Bern, 09.09.2011
(qi) Ulrich Schlüer (SVP) und Walter Wobmann (SVP) drohten dem National- und Ständerat gestern im Rahmen einer Pressekonferenz mit einer neuen Volksinitiative, sollten sie die Aargauer Standesinitiative zur Einführung eines schweizweiten Niqab-Verbots nicht durchwinken.
Der Ständerat votierte bereits am 9. März mit 24 zu 4 Stimmen deutlich gegen ein «nationales Verhüllungsverbot». Das Geschäft wurde mittlerweile auch von der nationalrätlichen Kommission zur Ablehnung empfohlen, allerdings weit weniger deutlich als noch im Ständerat. Die Kommission beantragt mit 12 zu 10 Stimmen, dem Ständerat zuzustimmen und der Standesinitiative keine Folge zu geben. Eine Kommissionsminderheit (Geissbühler, Egger, Fehr Hans, Joder, Perrin, Rutschmann, Schibli, Schlüer, Schmidt Roberto, Streiff) beantragt, der Initiative Folge zu geben.

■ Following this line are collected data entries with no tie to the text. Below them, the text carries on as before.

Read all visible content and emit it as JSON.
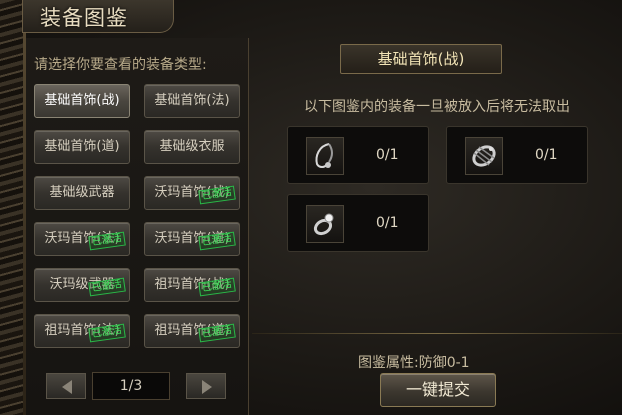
{
  "window": {
    "title": "装备图鉴"
  },
  "left_panel": {
    "prompt": "请选择你要查看的装备类型:",
    "categories": [
      {
        "label": "基础首饰(战)",
        "stamp": ""
      },
      {
        "label": "基础首饰(法)",
        "stamp": ""
      },
      {
        "label": "基础首饰(道)",
        "stamp": ""
      },
      {
        "label": "基础级衣服",
        "stamp": ""
      },
      {
        "label": "基础级武器",
        "stamp": ""
      },
      {
        "label": "沃玛首饰(战)",
        "stamp": "已激活"
      },
      {
        "label": "沃玛首饰(法)",
        "stamp": "已激活"
      },
      {
        "label": "沃玛首饰(道)",
        "stamp": "已激活"
      },
      {
        "label": "沃玛级武器",
        "stamp": "已激活"
      },
      {
        "label": "祖玛首饰(战)",
        "stamp": "已激活"
      },
      {
        "label": "祖玛首饰(法)",
        "stamp": "已激活"
      },
      {
        "label": "祖玛首饰(道)",
        "stamp": "已激活"
      }
    ],
    "pager": {
      "page_text": "1/3"
    }
  },
  "right_panel": {
    "title": "基础首饰(战)",
    "notice": "以下图鉴内的装备一旦被放入后将无法取出",
    "slots": [
      {
        "icon": "necklace-icon",
        "count": "0/1"
      },
      {
        "icon": "bracelet-icon",
        "count": "0/1"
      },
      {
        "icon": "ring-icon",
        "count": "0/1"
      }
    ],
    "attribute": "图鉴属性:防御0-1",
    "submit_label": "一键提交"
  }
}
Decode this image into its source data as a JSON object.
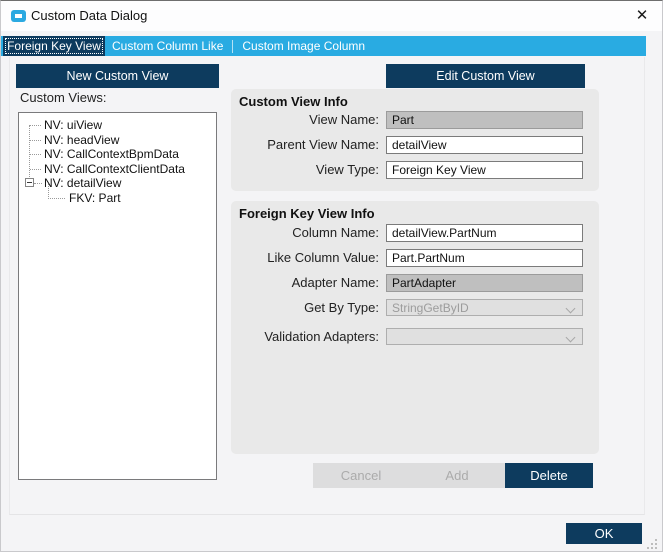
{
  "window": {
    "title": "Custom Data Dialog"
  },
  "icons": {
    "close": "✕"
  },
  "tabs": {
    "tab1": "Foreign Key View",
    "tab2": "Custom Column Like",
    "tab3": "Custom Image Column"
  },
  "toolbar": {
    "new_button": "New Custom View",
    "edit_button": "Edit Custom View"
  },
  "tree": {
    "label": "Custom Views:",
    "items": [
      {
        "label": "NV: uiView"
      },
      {
        "label": "NV: headView"
      },
      {
        "label": "NV: CallContextBpmData"
      },
      {
        "label": "NV: CallContextClientData"
      },
      {
        "label": "NV: detailView",
        "expanded": true
      },
      {
        "label": "FKV: Part",
        "child": true
      }
    ]
  },
  "custom_view_info": {
    "title": "Custom View Info",
    "view_name": {
      "label": "View Name:",
      "value": "Part",
      "state": "readonly"
    },
    "parent_view_name": {
      "label": "Parent View Name:",
      "value": "detailView",
      "state": "editable"
    },
    "view_type": {
      "label": "View Type:",
      "value": "Foreign Key View",
      "state": "editable"
    }
  },
  "foreign_key_view_info": {
    "title": "Foreign Key View Info",
    "column_name": {
      "label": "Column Name:",
      "value": "detailView.PartNum",
      "state": "editable"
    },
    "like_column_value": {
      "label": "Like Column Value:",
      "value": "Part.PartNum",
      "state": "editable"
    },
    "adapter_name": {
      "label": "Adapter Name:",
      "value": "PartAdapter",
      "state": "readonly"
    },
    "get_by_type": {
      "label": "Get By Type:",
      "value": "StringGetByID",
      "state": "disabled-dropdown"
    },
    "validation_adapters": {
      "label": "Validation Adapters:",
      "value": "",
      "state": "disabled-dropdown"
    }
  },
  "actions": {
    "cancel": "Cancel",
    "add": "Add",
    "delete": "Delete",
    "ok": "OK"
  },
  "colors": {
    "accent_blue": "#29ABE2",
    "navy": "#0D3B5E",
    "panel_gray": "#E9E9E9",
    "disabled_field": "#BFBFBF"
  }
}
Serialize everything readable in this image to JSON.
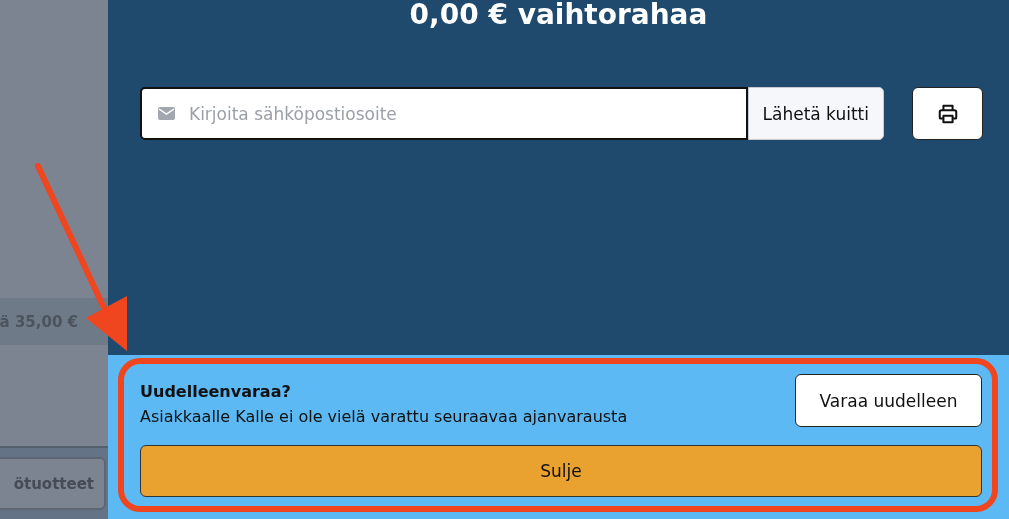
{
  "sidebar": {
    "total_row": "ä 35,00 €",
    "products_button": "ötuotteet"
  },
  "title": "0,00 € vaihtorahaa",
  "email": {
    "placeholder": "Kirjoita sähköpostiosoite",
    "send_button": "Lähetä kuitti"
  },
  "rebook": {
    "title": "Uudelleenvaraa?",
    "message": "Asiakkaalle Kalle ei ole vielä varattu seuraavaa ajanvarausta",
    "rebook_button": "Varaa uudelleen",
    "close_button": "Sulje",
    "highlighted": true
  }
}
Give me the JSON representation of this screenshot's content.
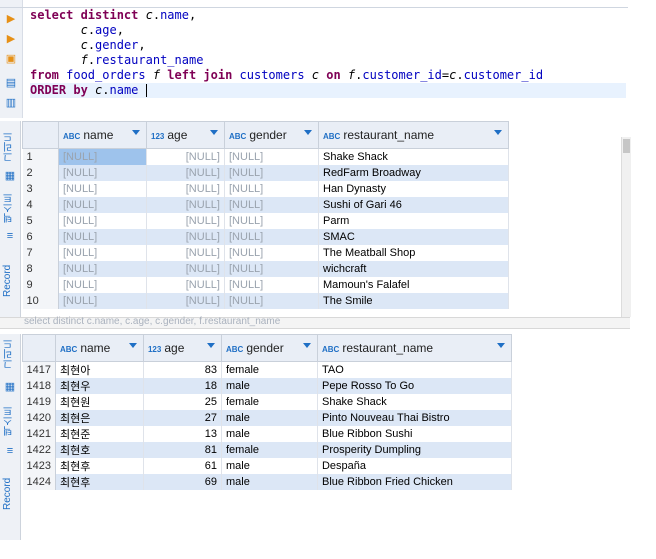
{
  "editor": {
    "lines": [
      {
        "parts": [
          [
            "kw",
            "select distinct "
          ],
          [
            "al",
            "c"
          ],
          [
            "op",
            "."
          ],
          [
            "id",
            "name"
          ],
          [
            "op",
            ","
          ]
        ]
      },
      {
        "parts": [
          [
            "op",
            "       "
          ],
          [
            "al",
            "c"
          ],
          [
            "op",
            "."
          ],
          [
            "id",
            "age"
          ],
          [
            "op",
            ","
          ]
        ]
      },
      {
        "parts": [
          [
            "op",
            "       "
          ],
          [
            "al",
            "c"
          ],
          [
            "op",
            "."
          ],
          [
            "id",
            "gender"
          ],
          [
            "op",
            ","
          ]
        ]
      },
      {
        "parts": [
          [
            "op",
            "       "
          ],
          [
            "al",
            "f"
          ],
          [
            "op",
            "."
          ],
          [
            "id",
            "restaurant_name"
          ]
        ]
      },
      {
        "parts": [
          [
            "kw",
            "from "
          ],
          [
            "id",
            "food_orders "
          ],
          [
            "al",
            "f "
          ],
          [
            "kw",
            "left join "
          ],
          [
            "id",
            "customers "
          ],
          [
            "al",
            "c "
          ],
          [
            "kw",
            "on "
          ],
          [
            "al",
            "f"
          ],
          [
            "op",
            "."
          ],
          [
            "id",
            "customer_id"
          ],
          [
            "op",
            "="
          ],
          [
            "al",
            "c"
          ],
          [
            "op",
            "."
          ],
          [
            "id",
            "customer_id"
          ]
        ]
      },
      {
        "parts": [
          [
            "kw",
            "ORDER by "
          ],
          [
            "al",
            "c"
          ],
          [
            "op",
            "."
          ],
          [
            "id",
            "name "
          ]
        ]
      }
    ]
  },
  "grid1": {
    "headers": [
      {
        "type": "ABC",
        "label": "name"
      },
      {
        "type": "123",
        "label": "age"
      },
      {
        "type": "ABC",
        "label": "gender"
      },
      {
        "type": "ABC",
        "label": "restaurant_name"
      }
    ],
    "rows": [
      {
        "n": "1",
        "name": "[NULL]",
        "age": "[NULL]",
        "gender": "[NULL]",
        "rest": "Shake Shack"
      },
      {
        "n": "2",
        "name": "[NULL]",
        "age": "[NULL]",
        "gender": "[NULL]",
        "rest": "RedFarm Broadway"
      },
      {
        "n": "3",
        "name": "[NULL]",
        "age": "[NULL]",
        "gender": "[NULL]",
        "rest": "Han Dynasty"
      },
      {
        "n": "4",
        "name": "[NULL]",
        "age": "[NULL]",
        "gender": "[NULL]",
        "rest": "Sushi of Gari 46"
      },
      {
        "n": "5",
        "name": "[NULL]",
        "age": "[NULL]",
        "gender": "[NULL]",
        "rest": "Parm"
      },
      {
        "n": "6",
        "name": "[NULL]",
        "age": "[NULL]",
        "gender": "[NULL]",
        "rest": "SMAC"
      },
      {
        "n": "7",
        "name": "[NULL]",
        "age": "[NULL]",
        "gender": "[NULL]",
        "rest": "The Meatball Shop"
      },
      {
        "n": "8",
        "name": "[NULL]",
        "age": "[NULL]",
        "gender": "[NULL]",
        "rest": "wichcraft"
      },
      {
        "n": "9",
        "name": "[NULL]",
        "age": "[NULL]",
        "gender": "[NULL]",
        "rest": "Mamoun's Falafel"
      },
      {
        "n": "10",
        "name": "[NULL]",
        "age": "[NULL]",
        "gender": "[NULL]",
        "rest": "The Smile"
      }
    ],
    "side_tabs": [
      "그리드",
      "텍스트",
      "Record"
    ]
  },
  "grid2": {
    "headers": [
      {
        "type": "ABC",
        "label": "name"
      },
      {
        "type": "123",
        "label": "age"
      },
      {
        "type": "ABC",
        "label": "gender"
      },
      {
        "type": "ABC",
        "label": "restaurant_name"
      }
    ],
    "rows": [
      {
        "n": "1417",
        "name": "최현아",
        "age": "83",
        "gender": "female",
        "rest": "TAO"
      },
      {
        "n": "1418",
        "name": "최현우",
        "age": "18",
        "gender": "male",
        "rest": "Pepe Rosso To Go"
      },
      {
        "n": "1419",
        "name": "최현원",
        "age": "25",
        "gender": "female",
        "rest": "Shake Shack"
      },
      {
        "n": "1420",
        "name": "최현은",
        "age": "27",
        "gender": "male",
        "rest": "Pinto Nouveau Thai Bistro"
      },
      {
        "n": "1421",
        "name": "최현준",
        "age": "13",
        "gender": "male",
        "rest": "Blue Ribbon Sushi"
      },
      {
        "n": "1422",
        "name": "최현호",
        "age": "81",
        "gender": "female",
        "rest": "Prosperity Dumpling"
      },
      {
        "n": "1423",
        "name": "최현후",
        "age": "61",
        "gender": "male",
        "rest": "Despaña"
      },
      {
        "n": "1424",
        "name": "최현후",
        "age": "69",
        "gender": "male",
        "rest": "Blue Ribbon Fried Chicken"
      }
    ],
    "side_tabs": [
      "그리드",
      "텍스트",
      "Record"
    ]
  },
  "divider_text": "select distinct c.name, c.age, c.gender, f.restaurant_name",
  "colors": {
    "keyword": "#7f0055",
    "identifier": "#0000c0",
    "row_alt": "#dce7f6",
    "selected": "#9ec3ec",
    "accent": "#1f6fc5"
  }
}
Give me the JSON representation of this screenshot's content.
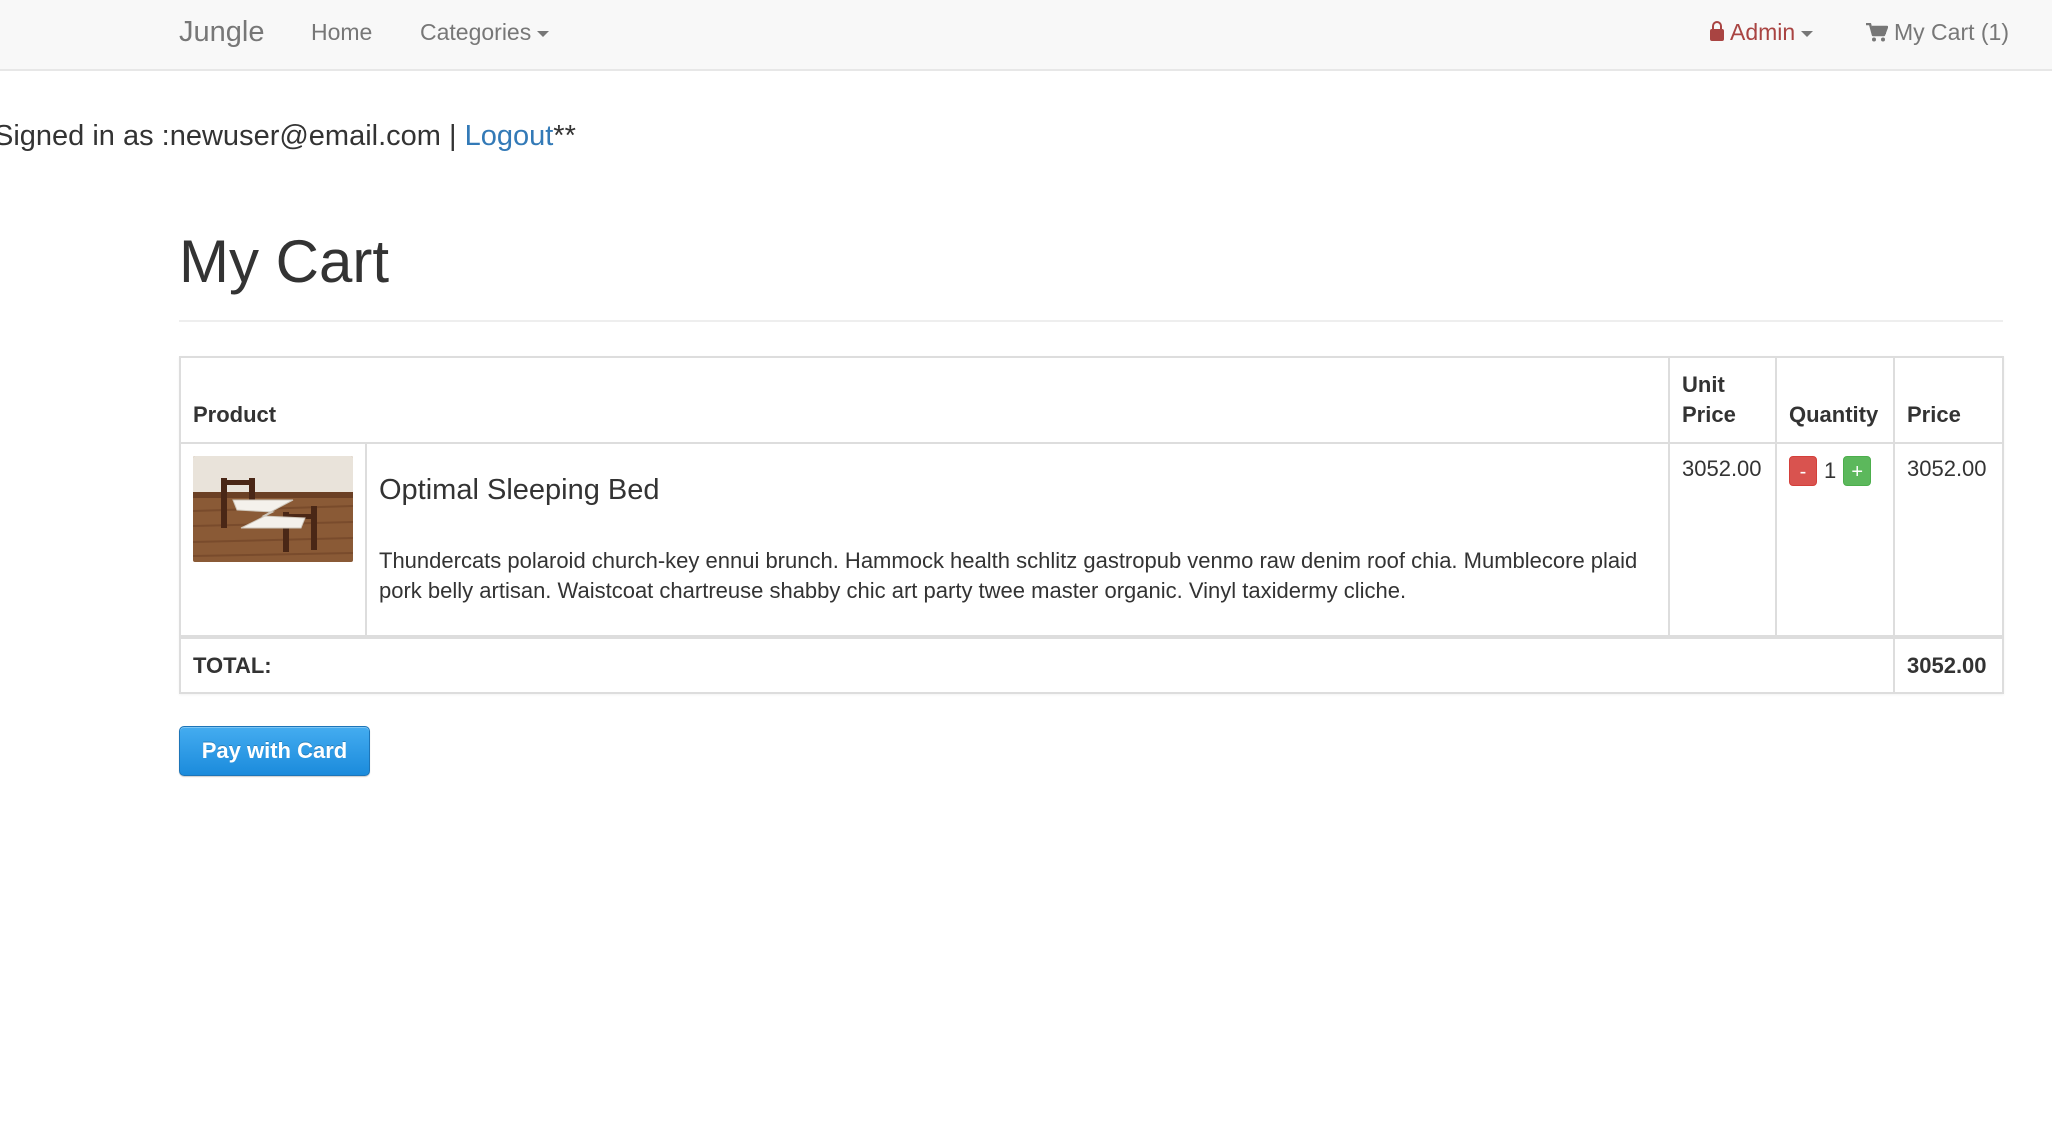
{
  "navbar": {
    "brand": "Jungle",
    "home": "Home",
    "categories": "Categories",
    "admin": "Admin",
    "cart": "My Cart (1)"
  },
  "session": {
    "prefix": "Signed in as :",
    "email": "newuser@email.com",
    "separator": " | ",
    "logout": "Logout",
    "suffix": "**"
  },
  "page": {
    "title": "My Cart"
  },
  "cart": {
    "headers": {
      "product": "Product",
      "unit_price": "Unit Price",
      "quantity": "Quantity",
      "price": "Price"
    },
    "items": [
      {
        "name": "Optimal Sleeping Bed",
        "description": "Thundercats polaroid church-key ennui brunch. Hammock health schlitz gastropub venmo raw denim roof chia. Mumblecore plaid pork belly artisan. Waistcoat chartreuse shabby chic art party twee master organic. Vinyl taxidermy cliche.",
        "unit_price": "3052.00",
        "quantity": "1",
        "minus_label": "-",
        "plus_label": "+",
        "price": "3052.00",
        "image_icon": "bed-photo"
      }
    ],
    "total_label": "TOTAL:",
    "total": "3052.00"
  },
  "payment": {
    "button_label": "Pay with Card"
  },
  "colors": {
    "navbar_bg": "#f8f8f8",
    "link": "#337ab7",
    "admin": "#a94442",
    "danger": "#d9534f",
    "success": "#5cb85c",
    "pay_button": "#1b8bdc"
  }
}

Niqab-Verbot ist unverhältnismässig und schadet dem Tourismus
Die Kommission erachtet die Einführung eines nationalen Verhüllungsverbots im öffentlichen Raum für unverhältnismässig. Die Verhüllung aus religiösen Gründen stelle im täglichen Leben kein wirkliches Problem dar, weil sie von Musliminnen in der Schweiz kaum praktiziert werde. Bei Kontakten mit den Behörden sei es selbstverständlich, dass sich die betreffenden Frauen ausweisen und ihr Gesicht enthüllen. Ein Verbot des Niqab oder der Burka hätte zur Folge, dass sich die wenigen Trägerinnen vermehrt in ihre Privatsphäre zurückziehen und dadurch ihre gesellschaftliche Integration zusätzlich erschwert werde. Zudem hätte ein Verhüllungsverbot eine negative Signalwirkung gegenüber Touristinnen und Touristen aus islamischen Ländern, die von einem Besuch der Schweiz abgehalten werden könnten.
Niqab-Verbot gar nicht durchsetzbar?
Auch hinsichtlich der Vermummung von Demonstranten sei ein nationales Verbot problematisch, weil es in die Polizeihoheit der Kantone eingreife.
Das Geschäft ist allerdings in der kommenden Herbstsession noch nicht traktandiert, wie die Bundeskanzlei auf Anfrage bestätigt. Es komme frühestens in der Wintersession zur Debatte.
Quellen: Aare 24, Islamisierung: Nationalrat Walter Wobmann erwägt neue Volksinitiative, 08.09.2011 / Parlament.ch, Bericht der Staatspolitischen Kommission vom 19. August 2011.